Perhaps Congress will consider using its legal power to address the moral claims raised by Schism and Reinlie on their own behalf, and indirectly for other affected retirees.
The "Keep Our Promise to America's Military Retirees Act" was introduced in the 106th Congress so that Congress could, at long last, acknowledge the promises made in good faith to America's military retirees. Now that the Courts have ruled, it is more important than ever that Congress pass this bill. The bill was reintroduced in the 108th Congress by Rep. Chet Edwards as H.R. 58 and has 200 cosponsors.

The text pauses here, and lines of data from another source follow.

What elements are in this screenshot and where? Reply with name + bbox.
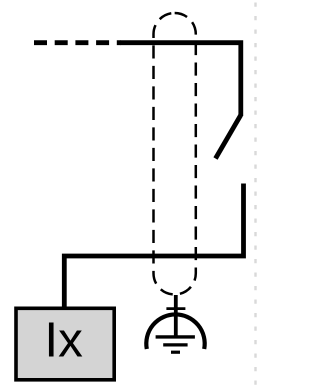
switch blade (open contact diagonal) xyxy=(216,115,241,159)
ground tick xyxy=(166,307,185,310)
wire (dashed supply line, top left) xyxy=(34,40,121,45)
wire (top horizontal into right vertical drop) xyxy=(121,43,241,116)
svg-text:Ix: Ix xyxy=(44,313,83,368)
ground bar long xyxy=(156,335,195,338)
wire (lower right vertical, bottom horizontal, stem into Ix box) xyxy=(64,184,243,308)
ground bar middle xyxy=(163,343,187,346)
page border (right, dotted gray) xyxy=(254,3,256,390)
dashed enclosure (stadium outline) xyxy=(154,13,196,295)
ground arc xyxy=(146,314,204,349)
current source box Ix xyxy=(16,308,114,380)
ground bar short xyxy=(171,351,180,354)
ground stem xyxy=(174,295,178,337)
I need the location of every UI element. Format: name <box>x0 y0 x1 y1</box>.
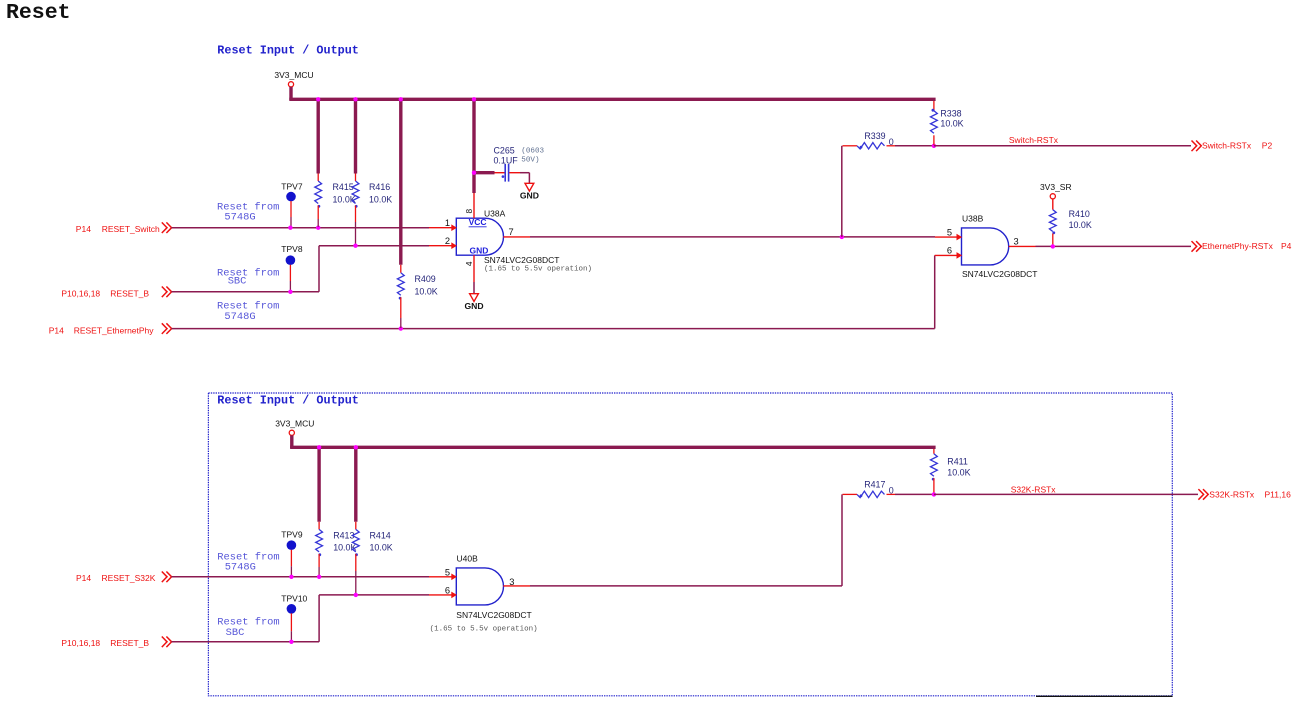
junction R339 branch <box>840 235 844 239</box>
junction TPV8/RESET_B <box>288 290 292 294</box>
wire R417 left lead <box>843 493 858 495</box>
svg-text:6: 6 <box>947 246 952 256</box>
svg-text:S32K-RSTx: S32K-RSTx <box>1011 484 1057 494</box>
power symbol 3V3_SR <box>1040 182 1072 210</box>
resistor R411 <box>931 454 938 476</box>
svg-text:3V3_MCU: 3V3_MCU <box>274 70 313 80</box>
svg-text:R415: R415 <box>333 182 354 192</box>
svg-text:GND: GND <box>464 301 483 311</box>
svg-text:S32K-RSTx: S32K-RSTx <box>1209 489 1255 499</box>
resistor R415 <box>315 181 322 204</box>
off-page connector RESET_Switch <box>162 222 172 233</box>
resistor R417 <box>857 491 885 497</box>
off-page connector Switch-RSTx out <box>1192 141 1202 152</box>
svg-text:P14: P14 <box>76 573 91 583</box>
svg-text:R417: R417 <box>864 479 885 489</box>
wire pin2 red lead <box>429 245 452 247</box>
wire pin3 output red lead (U40B) <box>503 585 530 587</box>
svg-text:R338: R338 <box>940 108 961 118</box>
wire RESET_EthernetPhy vertical to U38B pin6 <box>934 255 936 328</box>
wire R339 right lead <box>887 145 896 147</box>
wire R338 top lead <box>933 101 935 111</box>
wire bus stub to R413 <box>317 447 320 522</box>
svg-text:3V3_SR: 3V3_SR <box>1040 182 1072 192</box>
wire RESET_B vertical to pin6 row <box>318 595 320 642</box>
svg-text:P4: P4 <box>1281 241 1292 251</box>
svg-text:P10,16,18: P10,16,18 <box>61 638 100 648</box>
svg-text:SN74LVC2G08DCT: SN74LVC2G08DCT <box>962 269 1037 279</box>
svg-text:6: 6 <box>445 585 450 595</box>
pin dot R413 <box>318 553 321 556</box>
svg-text:R414: R414 <box>370 530 391 540</box>
svg-text:SN74LVC2G08DCT: SN74LVC2G08DCT <box>484 255 559 265</box>
test point TPV7 <box>281 181 303 227</box>
junction R409/RESET_EthernetPhy <box>399 326 403 330</box>
svg-text:RESET_S32K: RESET_S32K <box>102 573 156 583</box>
svg-text:Switch-RSTx: Switch-RSTx <box>1202 141 1252 151</box>
wire R410 bottom lead <box>1052 234 1054 247</box>
wire pin5 red lead (U40B) <box>429 576 452 578</box>
junction bus/R413 <box>317 445 321 449</box>
svg-text:Reset Input / Output: Reset Input / Output <box>217 393 359 407</box>
svg-text:1: 1 <box>445 218 450 228</box>
svg-text:0: 0 <box>889 137 894 147</box>
resistor R414 <box>352 529 359 552</box>
wire pin5 red lead <box>935 236 957 238</box>
wire R416 top lead <box>355 174 357 182</box>
dashed section border box <box>208 393 1172 696</box>
off-page connector RESET_B <box>162 287 172 298</box>
svg-text:3V3_MCU: 3V3_MCU <box>275 418 314 428</box>
svg-text:10.0K: 10.0K <box>369 195 392 205</box>
junction stub/C265 tee <box>472 171 476 175</box>
svg-text:GND: GND <box>520 191 539 201</box>
junction R338/Switch-RSTx <box>932 144 936 148</box>
pin dot R416 <box>355 205 358 208</box>
wire net EthernetPhy-RSTx <box>1036 245 1192 247</box>
wire R415 top lead <box>317 174 319 182</box>
svg-text:R411: R411 <box>947 456 968 466</box>
junction R413/RESET_S32K <box>317 575 321 579</box>
resistor R338 <box>931 111 938 133</box>
svg-text:7: 7 <box>509 227 514 237</box>
ground GND under U38A pin4 <box>464 294 483 311</box>
junction R416/pin2 row <box>353 244 357 248</box>
pin dot R415 <box>318 205 321 208</box>
wire C265 to GND <box>520 172 529 174</box>
wire vertical to R417 <box>841 494 843 586</box>
svg-text:U38A: U38A <box>484 208 506 218</box>
svg-text:10.0K: 10.0K <box>940 119 963 129</box>
svg-text:TPV9: TPV9 <box>281 529 303 539</box>
svg-text:EthernetPhy-RSTx: EthernetPhy-RSTx <box>1202 241 1274 251</box>
resistor R339 <box>857 143 885 149</box>
wire net RESET_B <box>172 291 320 293</box>
wire pin2 row <box>319 245 429 247</box>
wire R413 top lead <box>318 522 320 530</box>
junction bus/pin8 stub <box>472 97 476 101</box>
wire net RESET_Switch <box>172 227 430 229</box>
pin dot R339 <box>860 146 863 149</box>
pin dot R414 <box>355 553 358 556</box>
svg-text:U40B: U40B <box>457 553 479 563</box>
svg-text:Reset: Reset <box>6 1 71 25</box>
wire R413 bottom lead <box>318 554 320 567</box>
svg-text:SN74LVC2G08DCT: SN74LVC2G08DCT <box>456 610 531 620</box>
op-amp U38B AND gate SN74LVC2G08 <box>962 228 1009 265</box>
off-page connector RESET_S32K <box>162 572 172 583</box>
wire bus stub to R415 <box>317 99 320 173</box>
wire U38A out to U38B pin5 <box>530 236 935 238</box>
junction TPV7/RESET_Switch <box>288 226 292 230</box>
junction TPV10/RESET_B <box>289 640 293 644</box>
junction bus/R409 <box>399 97 403 101</box>
svg-text:Switch-RSTx: Switch-RSTx <box>1009 135 1059 145</box>
wire R339 left lead <box>843 145 858 147</box>
op-amp U40B AND gate SN74LVC2G08 <box>456 568 503 605</box>
junction R415/RESET_Switch <box>316 226 320 230</box>
wire pin4 GND lead <box>473 255 475 282</box>
svg-text:(1.65 to 5.5v operation): (1.65 to 5.5v operation) <box>430 626 538 634</box>
wire R411 top lead <box>933 449 935 454</box>
pin dot R338 <box>932 109 935 112</box>
svg-text:R409: R409 <box>415 274 436 284</box>
junction bus/R415 <box>316 97 320 101</box>
wire net S32K-RSTx <box>934 493 1198 495</box>
svg-text:R416: R416 <box>369 182 390 192</box>
wire R409 top lead <box>400 265 402 273</box>
svg-text:RESET_B: RESET_B <box>110 289 149 299</box>
wire bus stub to R414 <box>354 447 357 522</box>
wire pin6 red lead (U40B) <box>429 594 452 596</box>
svg-text:U38B: U38B <box>962 214 984 224</box>
svg-text:C265: C265 <box>494 145 515 155</box>
junction R411/S32K-RSTx <box>932 492 936 496</box>
svg-text:P14: P14 <box>76 224 91 234</box>
svg-text:TPV7: TPV7 <box>281 181 303 191</box>
wire pin6 row (bottom) <box>319 594 429 596</box>
svg-text:TPV8: TPV8 <box>281 244 303 254</box>
wire R338 bottom lead <box>933 135 935 145</box>
wire U40B out run <box>530 585 842 587</box>
wire R411 bottom lead <box>933 478 935 494</box>
svg-text:P10,16,18: P10,16,18 <box>61 289 100 299</box>
sheet border black line segment <box>1036 695 1173 697</box>
wire RESET_B vertical to pin2 row <box>318 246 320 292</box>
svg-text:SBC: SBC <box>228 276 247 288</box>
svg-text:VCC: VCC <box>469 217 487 227</box>
power symbol 3V3_MCU (bottom) <box>275 418 314 448</box>
wire pin1 red lead <box>429 227 452 229</box>
svg-text:5: 5 <box>947 227 952 237</box>
off-page connector RESET_EthernetPhy <box>162 323 172 334</box>
wire net RESET_EthernetPhy <box>172 328 935 330</box>
svg-text:TPV10: TPV10 <box>281 594 307 604</box>
svg-text:5748G: 5748G <box>224 311 255 323</box>
svg-text:P11,16: P11,16 <box>1265 489 1292 499</box>
wire pin8 VCC lead <box>473 193 475 218</box>
off-page connector EthernetPhy-RSTx out <box>1192 241 1202 252</box>
pin dot R410 <box>1052 231 1055 234</box>
wire pin7 output red lead <box>503 236 530 238</box>
svg-text:8: 8 <box>464 209 474 214</box>
wire bus stub to R416 <box>354 99 357 173</box>
svg-text:5: 5 <box>445 567 450 577</box>
wire R415 bottom lead <box>317 206 319 220</box>
svg-text:SBC: SBC <box>226 627 245 639</box>
svg-text:(1.65 to 5.5v operation): (1.65 to 5.5v operation) <box>484 266 592 274</box>
svg-text:Reset Input / Output: Reset Input / Output <box>217 43 359 57</box>
test point TPV9 <box>281 529 303 576</box>
ground GND under C265 <box>520 183 539 200</box>
wire pin3 output red lead <box>1009 245 1036 247</box>
wire 3V3_MCU power bus (top) <box>289 98 935 101</box>
power symbol 3V3_MCU (top) <box>274 70 313 100</box>
wire net RESET_S32K <box>172 576 430 578</box>
capacitor C265 <box>495 164 521 182</box>
svg-text:RESET_EthernetPhy: RESET_EthernetPhy <box>74 326 155 336</box>
svg-text:P2: P2 <box>1262 141 1273 151</box>
wire net RESET_B (bottom) <box>172 641 320 643</box>
pin dot R417 <box>860 494 863 497</box>
svg-text:2: 2 <box>445 236 450 246</box>
svg-text:R339: R339 <box>864 131 885 141</box>
junction bus/R414 <box>354 445 358 449</box>
wire R416 bottom lead <box>355 206 357 223</box>
resistor R416 <box>352 181 359 204</box>
pin dot R411 <box>932 478 935 481</box>
junction TPV9/RESET_S32K <box>289 575 293 579</box>
junction R414/pin6 row <box>354 593 358 597</box>
wire net Switch-RSTx <box>934 145 1191 147</box>
op-amp U38A AND gate SN74LVC2G08 <box>456 218 503 255</box>
svg-text:R410: R410 <box>1069 209 1090 219</box>
svg-text:10.0K: 10.0K <box>1069 220 1092 230</box>
svg-text:0.1UF: 0.1UF <box>494 155 519 165</box>
svg-text:5748G: 5748G <box>224 212 255 224</box>
wire bus stub to C265 <box>474 171 495 174</box>
wire R409 bottom lead <box>400 297 402 318</box>
svg-text:10.0K: 10.0K <box>333 542 356 552</box>
junction bus/R416 <box>353 97 357 101</box>
svg-text:50V): 50V) <box>521 157 539 165</box>
svg-text:Reset from: Reset from <box>217 267 279 279</box>
svg-text:RESET_Switch: RESET_Switch <box>102 224 160 234</box>
svg-text:10.0K: 10.0K <box>333 195 356 205</box>
wire bus stub to U38A VCC pin 8 <box>472 99 475 193</box>
junction R410/EthernetPhy-RSTx <box>1051 244 1055 248</box>
resistor R410 <box>1049 210 1056 232</box>
wire R414 bottom lead <box>355 554 357 571</box>
test point TPV10 <box>281 594 307 642</box>
svg-text:3: 3 <box>1014 237 1019 247</box>
wire R414 top lead <box>355 522 357 530</box>
svg-text:RESET_B: RESET_B <box>110 638 149 648</box>
wire pin6 red lead <box>935 254 957 256</box>
svg-text:P14: P14 <box>49 326 64 336</box>
resistor R413 <box>316 529 323 552</box>
svg-text:10.0K: 10.0K <box>370 542 393 552</box>
wire 3V3_MCU power bus (bottom) <box>290 446 936 449</box>
svg-text:10.0K: 10.0K <box>415 287 438 297</box>
resistor R409 <box>397 273 404 295</box>
off-page connector RESET_B bottom <box>162 637 172 648</box>
svg-text:10.0K: 10.0K <box>947 468 970 478</box>
wire vertical to R339 <box>841 146 843 237</box>
svg-text:4: 4 <box>464 261 474 266</box>
wire R417 to R411 node <box>895 493 934 495</box>
off-page connector S32K-RSTx out <box>1198 489 1208 500</box>
svg-text:(0603: (0603 <box>521 148 544 156</box>
wire bus stub to R409 <box>399 99 402 264</box>
wire R339 to R338 node <box>895 145 934 147</box>
pin dot R409 <box>399 297 402 300</box>
wire R417 right lead <box>887 493 896 495</box>
test point TPV8 <box>281 244 303 291</box>
svg-text:5748G: 5748G <box>225 562 256 574</box>
svg-text:0: 0 <box>889 485 894 495</box>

Recently reintroduced was the bipartisan "Keep Our Promise Act" as H.R. 3474 to reflect the Appeals Court ruling that only Congress can, legally - and should, morally - make good on promises made to our military retirees. But more important, H.R. 3474 significantly corrects provisions of H.R. 58 that were rendered moot by actions the 106th Congress took to address inequities in military retiree health care when it enacted Tricare for Life (TFL), which restored military health care to Medicare-eligible military retirees.
To qualify for TFL, Medicare-eligible military retirees are required to pay Medicare Part B premiums. Retirees past age 65 are required to pay late fees for joining the system to qualify for TFL. To address the Court's admonition in Col. Day's case that Congress should make good on its promises of lifetime health care, H.R. 3474 waives both the Part B premium and the late fee for military retirees who joined the service prior to December 7, 1956.

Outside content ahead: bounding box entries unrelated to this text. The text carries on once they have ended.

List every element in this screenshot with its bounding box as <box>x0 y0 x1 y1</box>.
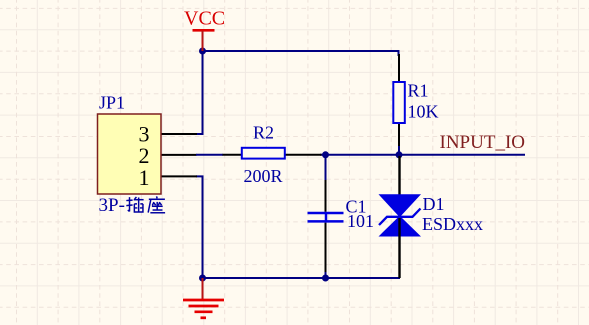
svg-text:ESDxxx: ESDxxx <box>422 214 483 234</box>
wire bottom ground rail <box>203 277 401 279</box>
junction node ground <box>199 275 206 282</box>
resistor R2 body <box>242 148 285 159</box>
svg-text:10K: 10K <box>408 102 439 122</box>
pin C1 top <box>325 180 327 212</box>
svg-text:INPUT_IO: INPUT_IO <box>440 132 526 153</box>
svg-text:200R: 200R <box>244 166 283 186</box>
power symbol VCC bar <box>193 30 215 51</box>
ground symbol <box>183 278 224 318</box>
wire JP1 pin1 down to ground node (left vertical bottom) <box>196 176 203 278</box>
wire R1 bottom to INPUT_IO node <box>398 144 400 155</box>
diode D1 TVS top triangle <box>379 194 422 217</box>
svg-text:3P-: 3P- <box>99 195 125 216</box>
junction node C1 bottom <box>322 275 329 282</box>
pin JP1 pin1 stub <box>161 175 197 177</box>
diode D1 zener bar <box>379 209 421 226</box>
pin C1 bottom <box>325 223 327 272</box>
pin JP1 pin3 stub <box>161 133 197 135</box>
svg-text:R2: R2 <box>253 123 274 143</box>
pin JP1 pin2 stub <box>161 154 197 156</box>
wire JP1 pin2 to R2 <box>196 154 223 156</box>
pin R1 bottom <box>398 123 400 146</box>
capacitor C1 plates <box>308 213 344 221</box>
wire net INPUT_IO horizontal <box>320 154 525 156</box>
wire VCC junction to R1 top (top horizontal) <box>203 51 399 56</box>
value label 3P-insert-socket (3P-插座) <box>99 195 166 216</box>
junction node R1/D1 <box>396 151 403 158</box>
wire C1 bottom to bottom rail <box>325 270 327 278</box>
wire INPUT_IO node down to C1 top <box>325 155 327 182</box>
svg-text:D1: D1 <box>423 194 445 214</box>
svg-text:1: 1 <box>139 165 150 190</box>
svg-text:R1: R1 <box>408 81 429 101</box>
wire JP1 pin3 up to VCC node (left vertical top) <box>196 51 203 134</box>
pin R2 right <box>285 154 322 156</box>
diode D1 TVS bottom triangle <box>379 216 422 237</box>
svg-text:VCC: VCC <box>184 8 225 30</box>
junction node R2/C1 <box>322 151 329 158</box>
pin R1 top <box>398 54 400 82</box>
resistor R1 body <box>393 82 405 123</box>
svg-text:101: 101 <box>347 211 374 231</box>
junction node VCC <box>199 48 206 55</box>
pin D1 bottom <box>398 217 400 279</box>
pin D1 top <box>398 156 400 218</box>
svg-text:JP1: JP1 <box>99 93 125 113</box>
pin R2 left <box>223 154 243 156</box>
connector JP1 body <box>98 114 162 194</box>
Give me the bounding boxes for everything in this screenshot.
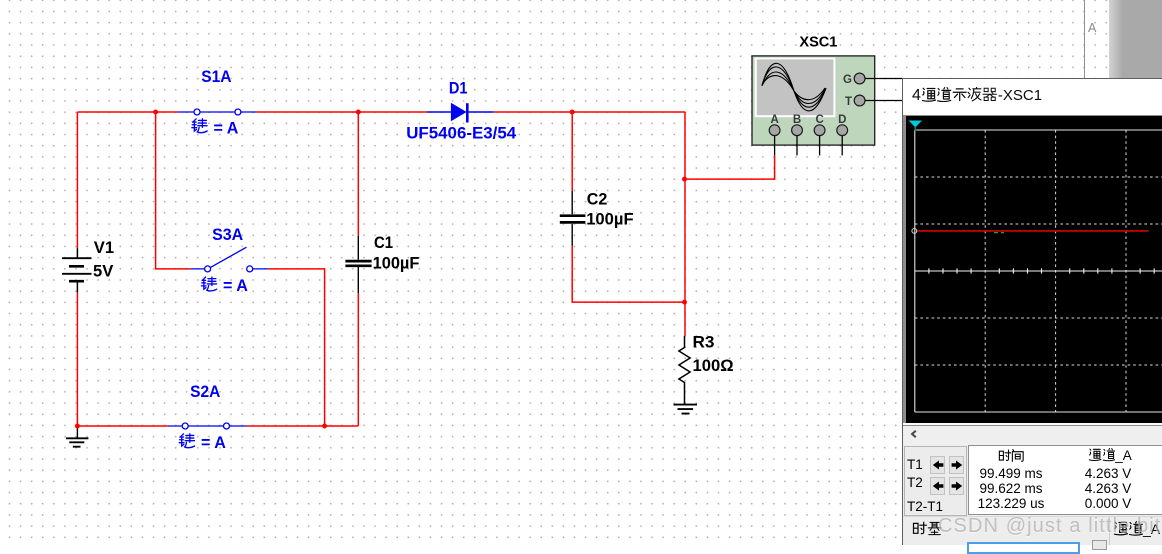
wire top horizontal middle (257, 111, 427, 113)
battery V1 (62, 248, 92, 292)
small gray box bottom (1092, 540, 1107, 550)
junction at C2 top (570, 110, 575, 115)
T1 arrow buttons (930, 456, 945, 475)
oscilloscope icon sine waves (762, 63, 826, 111)
svg-text:100µF: 100µF (586, 209, 633, 228)
wire left vertical from top wire to battery and battery to bottom wire (76, 112, 78, 426)
label T2-T1 (907, 499, 943, 514)
scope x axis with ticks (914, 268, 1162, 273)
svg-text:UF5406-E3/54: UF5406-E3/54 (406, 124, 517, 143)
junction at S3A branch bottom (322, 424, 327, 429)
header channel A (1058, 448, 1162, 463)
scrollbar left arrow (910, 430, 918, 438)
svg-text:V1: V1 (94, 238, 114, 257)
svg-text:C2: C2 (587, 189, 608, 208)
label timebase (912, 521, 942, 539)
wire bottom horizontal (77, 425, 358, 427)
scope display area (906, 116, 1162, 423)
label key=A for S2A (179, 433, 226, 452)
svg-text:= A: = A (201, 433, 226, 452)
svg-text:C1: C1 (374, 233, 393, 252)
trace channel A (911, 229, 1148, 234)
svg-text:T: T (845, 96, 852, 108)
dialog title text (912, 87, 1042, 105)
svg-text:B: B (793, 114, 801, 126)
switch S1A (closed) (178, 109, 257, 115)
scope plot border (914, 130, 1162, 412)
oscilloscope dialog panel (902, 78, 1162, 545)
label T2 (907, 475, 923, 490)
wire top horizontal left (77, 111, 177, 113)
svg-text:G: G (843, 74, 852, 86)
svg-text:5V: 5V (93, 262, 114, 281)
wire to oscilloscope input A (685, 155, 775, 179)
terminal T (845, 95, 865, 108)
switch S3A (open) (191, 247, 269, 272)
dialog title bar (903, 79, 1162, 116)
scope widget sunken edge (903, 115, 1162, 425)
terminal G (843, 73, 865, 86)
oscilloscope XSC1 icon body (752, 56, 875, 145)
terminals A B C D (769, 114, 847, 136)
wire right vertical (684, 112, 686, 336)
cursor readout left box (904, 446, 967, 517)
svg-text:100µF: 100µF (373, 254, 420, 273)
watermark (938, 515, 1162, 538)
switch S2A (closed) (168, 423, 247, 429)
bottom vertical separator (1109, 517, 1110, 545)
label channel A bottom (1113, 521, 1160, 537)
svg-text:100Ω: 100Ω (693, 356, 734, 375)
label key=A for S3A (201, 276, 248, 295)
svg-text:A: A (771, 114, 779, 126)
label T1 (907, 457, 923, 472)
letter A marker top right (1088, 21, 1096, 35)
capacitor C1 (345, 236, 371, 293)
scope dashed gridlines (914, 130, 1162, 412)
junction at S3A branch top (153, 110, 158, 115)
junction at scope branch (682, 177, 687, 182)
svg-text:D1: D1 (449, 79, 468, 98)
diode D1 (427, 103, 494, 123)
resistor R3 (679, 336, 690, 405)
wire C2 branch and bottom link (572, 112, 684, 302)
T1 cursor marker cyan (908, 121, 921, 131)
capacitor C2 (560, 191, 586, 246)
header time (951, 448, 1071, 466)
junction at ground node (75, 424, 80, 429)
svg-text:C: C (816, 114, 824, 126)
scrollbar row (903, 423, 1162, 424)
svg-text:= A: = A (214, 118, 239, 137)
scope graphics svg (906, 116, 1162, 421)
svg-text:R3: R3 (693, 333, 715, 352)
junction at C2 bottom (682, 300, 687, 305)
junction at C1 top (356, 110, 361, 115)
row T2-T1 values (951, 496, 1071, 511)
svg-text:S1A: S1A (201, 67, 231, 86)
row T2 values (951, 481, 1071, 496)
wire top horizontal right (494, 111, 685, 113)
label key=A for S1A (192, 118, 239, 137)
readout data box (968, 445, 1162, 515)
row T1 values (951, 466, 1071, 481)
svg-text:S3A: S3A (212, 225, 243, 244)
svg-text:= A: = A (223, 276, 248, 295)
bottom separator (903, 516, 1162, 517)
T2 arrow buttons (930, 477, 945, 496)
gray block top right (1109, 0, 1162, 78)
terminal leads (775, 79, 902, 156)
wire S3A branch (156, 112, 325, 426)
wire C1 branch vertical (357, 112, 359, 426)
focused input bottom (967, 542, 1080, 554)
svg-text:XSC1: XSC1 (799, 34, 837, 50)
ground (battery) (66, 426, 88, 447)
canvas right edge separator line (1084, 0, 1085, 78)
ground (R3) (674, 405, 698, 414)
svg-text:S2A: S2A (190, 382, 220, 401)
svg-text:D: D (838, 114, 846, 126)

H.R. 3474 also addresses broken promises made to military retirees who joined the service after 1956. Even though laws were on the books beginning in 1956 that defined and limited military retiree health care, the sad truth is that the empty promise of lifetime health care was used as a recruiting tool for many years beyond the scope of the Col. Day's case, to those who entered the military after 1956. This is documented in recruiting literature well into the 1990s.

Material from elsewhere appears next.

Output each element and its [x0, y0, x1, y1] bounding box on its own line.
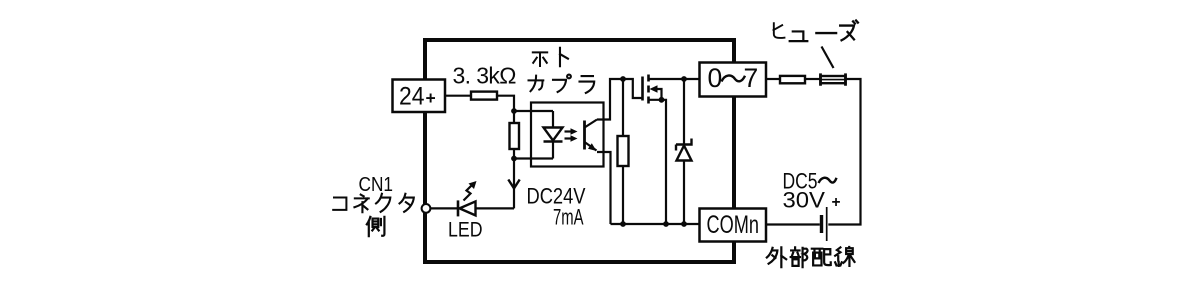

These retirees, mainly from the Vietnam and Persian Gulf eras, are not old enough to qualify for TFL but do qualify for the military health care program known generally as Tricare. Tricare works well for many military retirees but fails to deliver quality health care for others. Some retirees cannot receive care at military bases due to lack of space availability. Base closures have cut off access for many retirees, and too many of them cannot find private doctors who will put up with bureaucratic inefficiencies or low reimbursements they have encountered with Tricare.
Military retirees who are not well served by Tricare deserve an alternative. Since it was first introduced in 1999, "The Keep Our Promise Act" has offered these retirees the option of enrolling in the Federal Employees Health Benefits Program (FEHBP). But enrollment in FEHPB requires substantial expenses that military retirees would not incur if Tricare worked properly, so H.R. 3474 improves this benefit for military retirees by reimbursing them for expenses they incur under FEHBP that they would not have been incurred under Tricare. This provision is cost-neutral to the government.
As the Appeals Court said, it is up to Congress to make good on the promises that were made - and broken - to our military retirees. They are not asking for handouts - they ask only for what was promised to them and what they earned. Make good on the broken promise of military retiree health care.